Communiqué de presse des Patriotes

 

Quelques mesurettes ont été annoncées dernièrement par le gouvernement pour combattre la fraude fiscale : la création d’une section spécialisée pour aider les magistrats dans les affaires complexes, la publication de la liste des fraudeurs en cas de condamnation pénale, l’utilisation d’algorithmes ou encore la énième promesse de revoir la liste des paradis fiscaux.

 

Toute la légèreté de cette loi apparaît avec la mesure de sanction administrative contre les cabinets d’avocat et sociétés de conseil ayant élaboré des montages frauduleux ou abusifs : ils pourront être pénalisés à hauteur de la moitié des honoraires perçus et ne conserver donc que la moitié des sommes gagnées en organisant la fraude ! Ces officines doivent être mortes de peur.

 

Le « verrou de Bercy » qui permet au ministre de l’économie d’empêcher la justice de poursuivre pénalement les fraudeurs fiscaux sera conservé, à moins qu’une mission parlementaire ne décide prochainement du contraire… La peur de poursuites pénales est pourtant la mesure la plus efficace pour dissuader les fraudeurs de commettre un délit.

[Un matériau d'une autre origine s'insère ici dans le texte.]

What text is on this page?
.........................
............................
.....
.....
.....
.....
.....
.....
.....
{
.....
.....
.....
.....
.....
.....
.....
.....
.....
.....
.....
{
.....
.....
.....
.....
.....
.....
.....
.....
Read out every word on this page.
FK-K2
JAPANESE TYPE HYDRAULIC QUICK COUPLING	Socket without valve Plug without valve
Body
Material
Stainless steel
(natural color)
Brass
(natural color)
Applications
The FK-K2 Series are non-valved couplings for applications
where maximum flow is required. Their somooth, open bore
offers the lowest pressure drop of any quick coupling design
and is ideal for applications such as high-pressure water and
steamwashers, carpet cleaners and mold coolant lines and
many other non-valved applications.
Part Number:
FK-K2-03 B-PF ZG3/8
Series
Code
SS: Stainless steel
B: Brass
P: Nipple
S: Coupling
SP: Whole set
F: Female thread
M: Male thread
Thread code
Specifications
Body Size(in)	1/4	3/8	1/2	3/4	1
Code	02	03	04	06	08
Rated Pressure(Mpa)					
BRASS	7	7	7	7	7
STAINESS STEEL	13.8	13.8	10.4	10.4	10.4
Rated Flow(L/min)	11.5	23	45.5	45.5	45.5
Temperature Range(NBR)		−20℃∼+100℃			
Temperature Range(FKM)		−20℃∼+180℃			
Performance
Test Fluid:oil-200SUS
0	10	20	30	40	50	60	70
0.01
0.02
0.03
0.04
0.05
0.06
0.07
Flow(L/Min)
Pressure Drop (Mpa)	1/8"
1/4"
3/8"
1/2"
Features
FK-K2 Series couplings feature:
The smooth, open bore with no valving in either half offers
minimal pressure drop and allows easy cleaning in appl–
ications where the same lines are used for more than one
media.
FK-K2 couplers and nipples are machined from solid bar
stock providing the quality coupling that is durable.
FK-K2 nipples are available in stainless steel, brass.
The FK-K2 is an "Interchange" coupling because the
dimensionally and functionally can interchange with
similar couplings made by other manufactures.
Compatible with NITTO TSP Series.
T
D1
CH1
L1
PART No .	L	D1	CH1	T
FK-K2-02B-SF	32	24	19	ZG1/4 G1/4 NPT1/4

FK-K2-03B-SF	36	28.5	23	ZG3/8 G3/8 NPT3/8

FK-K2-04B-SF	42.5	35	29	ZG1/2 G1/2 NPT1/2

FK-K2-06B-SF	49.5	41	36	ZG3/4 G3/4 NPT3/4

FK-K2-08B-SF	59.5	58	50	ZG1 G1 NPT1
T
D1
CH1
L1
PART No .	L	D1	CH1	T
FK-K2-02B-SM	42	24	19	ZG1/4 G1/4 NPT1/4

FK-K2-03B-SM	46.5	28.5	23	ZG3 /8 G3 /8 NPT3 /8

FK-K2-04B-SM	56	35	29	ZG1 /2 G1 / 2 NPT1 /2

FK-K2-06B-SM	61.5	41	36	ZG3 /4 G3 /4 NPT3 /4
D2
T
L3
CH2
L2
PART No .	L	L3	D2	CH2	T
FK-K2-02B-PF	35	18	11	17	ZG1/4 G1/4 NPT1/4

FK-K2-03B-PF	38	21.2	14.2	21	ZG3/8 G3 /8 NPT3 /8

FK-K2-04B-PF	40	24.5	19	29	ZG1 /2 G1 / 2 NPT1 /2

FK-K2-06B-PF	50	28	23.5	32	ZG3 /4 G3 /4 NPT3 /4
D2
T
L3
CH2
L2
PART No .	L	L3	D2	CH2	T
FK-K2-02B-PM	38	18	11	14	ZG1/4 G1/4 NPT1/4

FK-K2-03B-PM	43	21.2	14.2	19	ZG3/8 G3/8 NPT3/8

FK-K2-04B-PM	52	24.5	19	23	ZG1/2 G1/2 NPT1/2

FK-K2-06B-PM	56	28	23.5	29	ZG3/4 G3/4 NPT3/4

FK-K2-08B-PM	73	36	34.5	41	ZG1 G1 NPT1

Mais ce verrou permet au gouvernement de protéger les puissants ou les personnes célèbres par simple décision du prince, ce qui à son tour génère de fortes pressions sur le gouvernement par les grands de ce monde lorsqu’ils sont rattrapés par le fisc.
 

La liste des paradis fiscaux ne comprend bien évidemment pas ceux qui font le plus de dégâts à nos recettes fiscales : le Luxembourg, l’Irlande, les Pays-Bas, le Lichtenstein, Malte, etc.
 

Si la fraude fiscale est coûteuse, l’évasion « légalisée » de nos recettes fiscales de TVA et d’impôts sur les sociétés vers le Luxembourg, les Pays-Bas, l’Irlande (etc.), tous membres de l’ « Union » Européenne et protégés par ses directives, nous coûte entre 60 et 80 Milliards d’euros par an soit l’équivalent de notre déficit public. Le verrou de l’Union Européenne est bien pire que le verrou de Bercy. Tant qu’il ne sera pas remis en cause, la France continuera à se faire piller sans pouvoir réagir.